El último hombre asesinado es, se descubre, la cabeza del Priorato de Sion que, antes de morir, logra dejar en clave una serie de pistas acerca de la ubicación de los documentos. La novela es la historia de la carrera por encontrar los documentos, una concatenación de eventos extremadamente improbables. Por un lado tenemos a Robert Langdon, profesor de simbología religiosa de la universidad de Harvard, y a Sophie Neveu, criptógrafa de la policía francesa, que resulta ser la nieta del hombre asesinado y una descendiente de María Magdalena. En el otro lado tenemos a Silas, bajo las ordenes del “Profesor”. Persigue a los otros con la intención de prevenir que encuentren los documentos. Algunas de las pistas tienen que ver con las pinturas de Leonardo da Vinci, que supuestamente fue cabeza del Priorato de Sion, y con las enseñanzas contenidas en sus pinturas.

Al final las pistas no llevan a los documentos (una de las tantas fallas gordas de la trama) y éstos no llegan a encontrarse. Silas muere después de haber sido abatido por un policía en las puertas de una residencia del Opus Dei en Londres. Alguien dispara, pero accidentalmente, al lider del Opus Dei, pero éste sobrevive y entrega los 20 millones a las familias de las personas asesinadas por Silas. Se descubre que el Obispo Aringarosa había sido manipulado por el “Profesor”.

El retrato resulta completamente inexacto: Silas viste de monje, ha hecho voto de celibato y pasa la mayor parte de su tiempo rezando en su habitación, es decir, vive como un monje. Este estilo de vida es presentado como el normal en el Opus Dei.
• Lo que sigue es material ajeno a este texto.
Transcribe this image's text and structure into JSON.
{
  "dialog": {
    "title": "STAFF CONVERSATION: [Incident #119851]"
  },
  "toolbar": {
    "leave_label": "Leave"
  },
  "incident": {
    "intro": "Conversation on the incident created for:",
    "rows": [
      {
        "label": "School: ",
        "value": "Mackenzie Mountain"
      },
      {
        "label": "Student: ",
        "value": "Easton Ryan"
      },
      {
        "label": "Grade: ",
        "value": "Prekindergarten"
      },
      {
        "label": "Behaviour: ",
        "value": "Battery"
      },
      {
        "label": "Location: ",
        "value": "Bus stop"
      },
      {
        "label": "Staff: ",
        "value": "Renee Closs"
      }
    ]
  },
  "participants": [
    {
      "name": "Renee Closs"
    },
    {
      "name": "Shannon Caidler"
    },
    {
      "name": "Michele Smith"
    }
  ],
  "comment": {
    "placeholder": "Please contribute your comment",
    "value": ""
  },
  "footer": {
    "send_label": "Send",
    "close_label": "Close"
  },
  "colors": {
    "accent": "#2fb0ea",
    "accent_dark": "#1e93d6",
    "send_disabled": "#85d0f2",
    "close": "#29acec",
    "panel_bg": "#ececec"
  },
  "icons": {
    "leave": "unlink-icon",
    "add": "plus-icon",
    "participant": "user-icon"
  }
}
El aspecto más resaltado de su vida es una mortificación corporal grotescamente exagerada. Su lealtad y obediencia son fanáticas e irracionales y lo llevan, convencido de que está sirviendo a Dios, a cometer varios asesinatos.

Murray Hill Place, el lugar donde reside el ficticio obispo, es presentado erróneamente como la sede central del Opus Dei. El libro da una breve descripción del edificio, copia casi textual, pero con algunos errores, de la página web de los arquitectos May y Pinska.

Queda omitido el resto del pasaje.